Monday is not a fast day. Monday, my husband returns from work in customary fashion: eyes bright, full of dispatch and drive.
I am on the sofa, dipping an Oreo into tea. He looks pointedly at my Oreo and says, magisterially, “I’ve been reading more about the 5:2 diet. Intermittent fasting is supposed to carry all sorts of health benefits, besides weight loss.”
“Can we implement the 30-second rule for diets?” I say. He gives me a wounded look before wrestling the dog on the rug.
“Intermittent fasting,” he says, now holding the dog’s paws and staring into her eyes, “for muscle gain and longevity — that’s what we want isn’t it, Tilly? Yes Tilly, and you know I can do it, yes, you know I can.”
Tuesday 5pm.
Tuesday is a fast day. My husband returns home from work. He walks straight past me, then the dog, in an undeviating line from car to cooker, looking neither left nor right, and muttering something about a banana under his breath. My daughter follows behind him.

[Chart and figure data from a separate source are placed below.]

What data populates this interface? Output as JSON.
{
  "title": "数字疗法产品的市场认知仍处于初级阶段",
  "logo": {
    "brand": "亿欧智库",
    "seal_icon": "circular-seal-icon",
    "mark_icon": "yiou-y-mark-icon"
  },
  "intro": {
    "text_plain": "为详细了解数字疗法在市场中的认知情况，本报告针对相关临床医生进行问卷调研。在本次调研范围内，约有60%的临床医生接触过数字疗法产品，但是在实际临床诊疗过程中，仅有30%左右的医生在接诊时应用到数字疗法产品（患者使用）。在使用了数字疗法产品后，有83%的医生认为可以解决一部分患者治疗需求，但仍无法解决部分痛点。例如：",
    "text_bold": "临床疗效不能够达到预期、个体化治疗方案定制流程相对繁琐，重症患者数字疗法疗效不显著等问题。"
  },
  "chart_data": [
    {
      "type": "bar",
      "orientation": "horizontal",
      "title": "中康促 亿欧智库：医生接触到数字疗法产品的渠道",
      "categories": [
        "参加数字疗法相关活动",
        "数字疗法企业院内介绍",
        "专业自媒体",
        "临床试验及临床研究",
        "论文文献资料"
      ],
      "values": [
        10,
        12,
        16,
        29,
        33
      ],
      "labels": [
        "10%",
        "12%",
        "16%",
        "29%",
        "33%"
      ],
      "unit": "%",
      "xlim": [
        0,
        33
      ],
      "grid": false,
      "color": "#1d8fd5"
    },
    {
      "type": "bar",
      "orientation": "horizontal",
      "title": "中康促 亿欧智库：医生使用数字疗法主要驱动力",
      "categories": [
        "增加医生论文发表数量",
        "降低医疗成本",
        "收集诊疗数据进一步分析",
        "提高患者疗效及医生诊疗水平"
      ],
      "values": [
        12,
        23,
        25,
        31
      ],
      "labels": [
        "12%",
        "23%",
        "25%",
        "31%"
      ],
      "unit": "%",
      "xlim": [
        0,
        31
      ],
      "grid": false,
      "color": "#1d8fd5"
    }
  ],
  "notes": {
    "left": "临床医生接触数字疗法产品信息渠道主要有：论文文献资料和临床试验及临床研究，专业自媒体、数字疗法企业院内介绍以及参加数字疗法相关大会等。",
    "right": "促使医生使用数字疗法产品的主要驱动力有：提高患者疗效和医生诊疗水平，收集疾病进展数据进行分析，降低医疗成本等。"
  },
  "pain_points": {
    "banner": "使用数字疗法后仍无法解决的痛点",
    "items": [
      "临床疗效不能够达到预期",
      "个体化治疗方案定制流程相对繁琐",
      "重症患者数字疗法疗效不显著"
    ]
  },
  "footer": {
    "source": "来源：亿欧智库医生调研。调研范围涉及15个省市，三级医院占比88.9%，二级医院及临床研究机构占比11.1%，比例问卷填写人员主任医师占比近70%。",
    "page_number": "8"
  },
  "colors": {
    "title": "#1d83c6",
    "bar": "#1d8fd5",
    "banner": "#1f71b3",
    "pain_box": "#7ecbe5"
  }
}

“What the hell is wrong with dad?” she says to me, “he’s been, like, so weird in the car. First thing he said to me was “Hurry up, I’ve only had a banana all day.”
“How are you?” I ask my husband in the kitchen.
“Fasting day,” he says, dumping a piece of white fish into one pan and emptying a bag of spinach into another. He stands wringing his hands in front of the cooker, watching both pans like an overstressed cat about to pounce.
“Not even Oliver Twist would want seconds of that,” I say, looking at the pans.
“He would if he’d only had a f*cking banana,” he snaps.